Our team is small, we don’t need HR yet

When and why growing businesses need to start thinking about HR

Bojana Milosevic

5/7/20252 min read

If you’re growing a business, you’ve probably heard or even thought of this before.

Truth is that the stage when you start growing your business and your team is the one where HR can make the biggest difference. This doesn’t mean corporate handbooks and rigid policies, but smart, lightweight, human-centered systems that help your team and your business grow. It’s about building a people strategy that supports growth, clarity, and sustainability.

In smaller teams, every person, decision, and mistake matter more — not less. That is why the right HR approach is not just relevant in this stage, but essential:

1. In a Small Team, Every Hire Is Business-Critical

Right HR approach helps you hire smart, onboard effectively, and build roles that match business needs — instead just filling vacancies fast.

2. Culture Is Not Optional

Your company already has a culture — the question is whether it’s intentional.

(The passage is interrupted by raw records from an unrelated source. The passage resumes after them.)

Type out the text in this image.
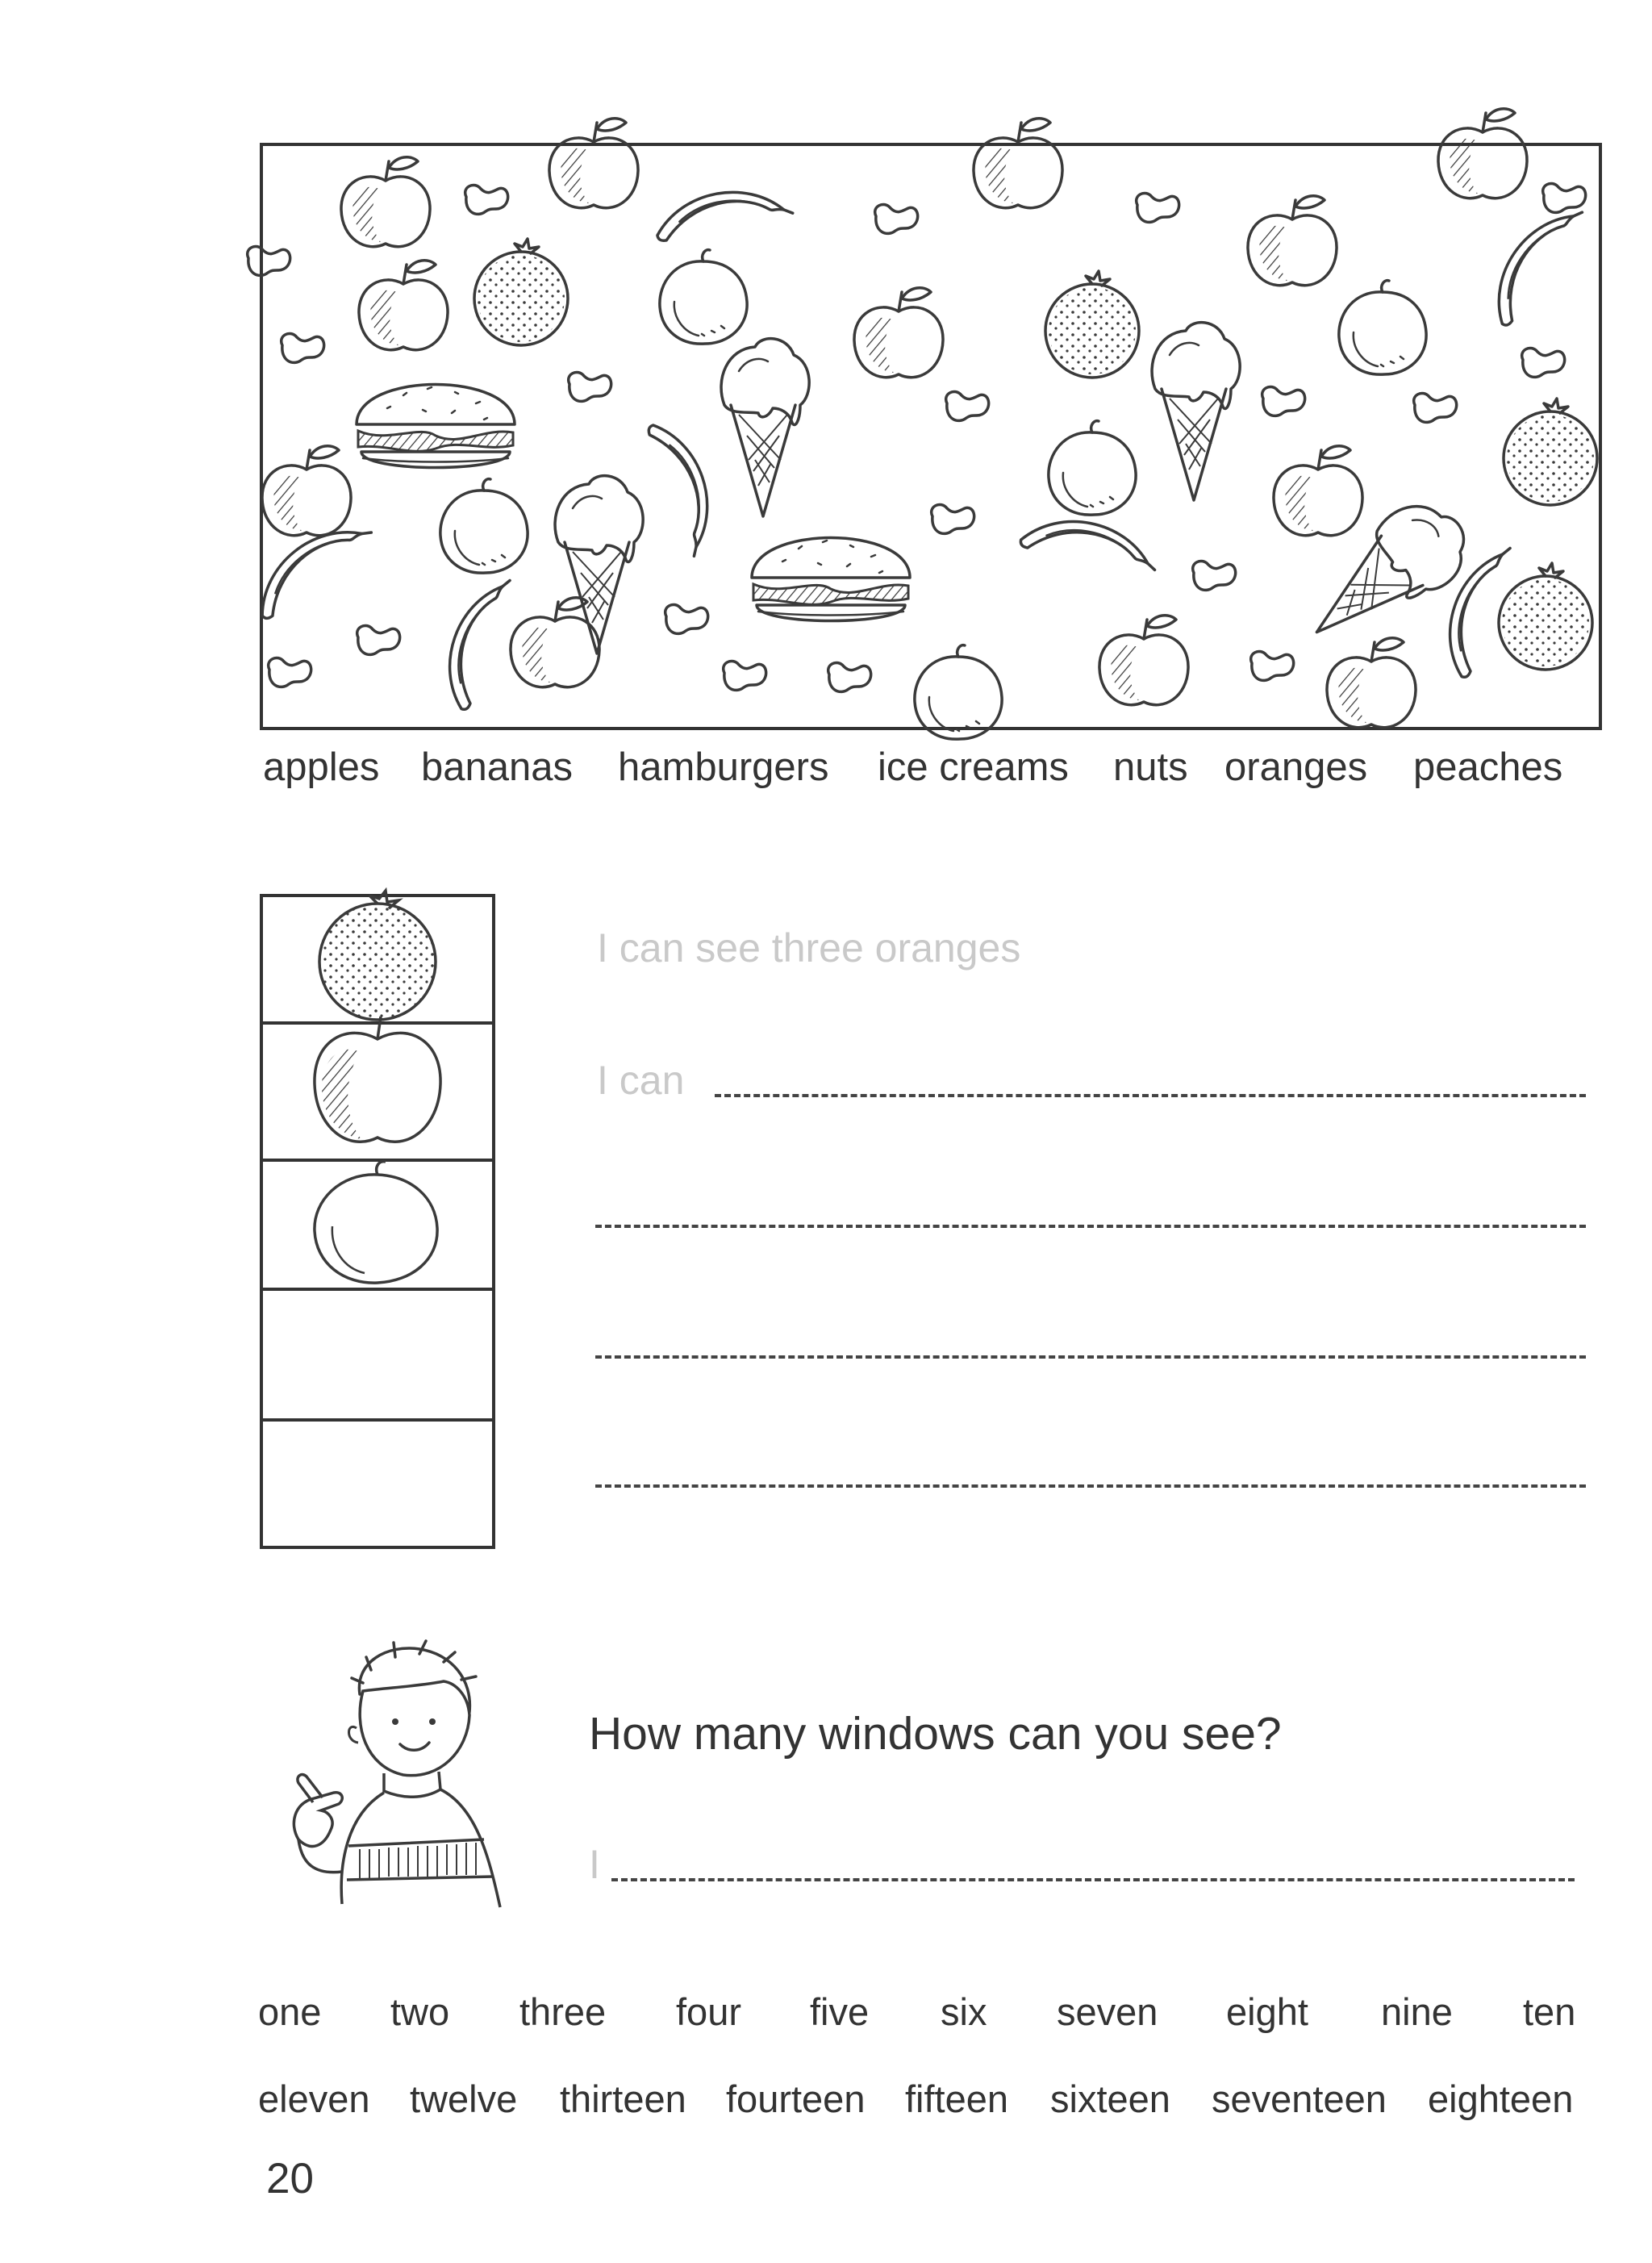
apples bananas hamburgers ice creams nuts oranges peaches
I can see three oranges
I can
How many windows can you see?
I
one two three four five six seven eight nine ten
eleven twelve thirteen fourteen fifteen sixteen seventeen eighteen
20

HR helps shape a culture that supports performance, alignment, and values from your “day one”. You don’t wait until 150 people to build trust and clarity.

3. Avoiding Legal Traps

HR ensures your employee docs and processes are built meticulously from day one and aligned with legal and best practice, so you don’t learn about legal fees and lawsuits the hard way.

4. Structure Supports Agility

Small and growing teams equals dynamics and speed. Without direction, speed might lead to burnout. HR helps set up clear role expectations, goal setting, feedback loops, and performance systems to keep up your team motivation — without turning this into some complex process.

5. Retention Is Cheaper Than Recruitment

Replacing people equals losing time, money, and often morale. A good HR strategy helps you retain top talent through growth, feedback, and recognition — things many young organizations overlook until they are faced with an existing problem that needs solving.

6. Supporting New Managers

It is a great advantage for teams in the growth phase that there are so many opportunities for internal promotions and career growth. Thing to have in mind though is that those top performers that you promote to managers often struggle with:

  • Giving feedback

  • Resolving conflict

  • Leading former peers

They need support and development, or you risk creating a layer of ineffective management.

7. Investors Look at Teams, Too

Strong HR signals maturity. It shows that you care about people, risks, and systems — not just code and sales. That gives investors confidence you can scale in the future.

In any small or medium sized organization - people are everything.

If you're building a team and think HR is something for "later," we challenge you to think again.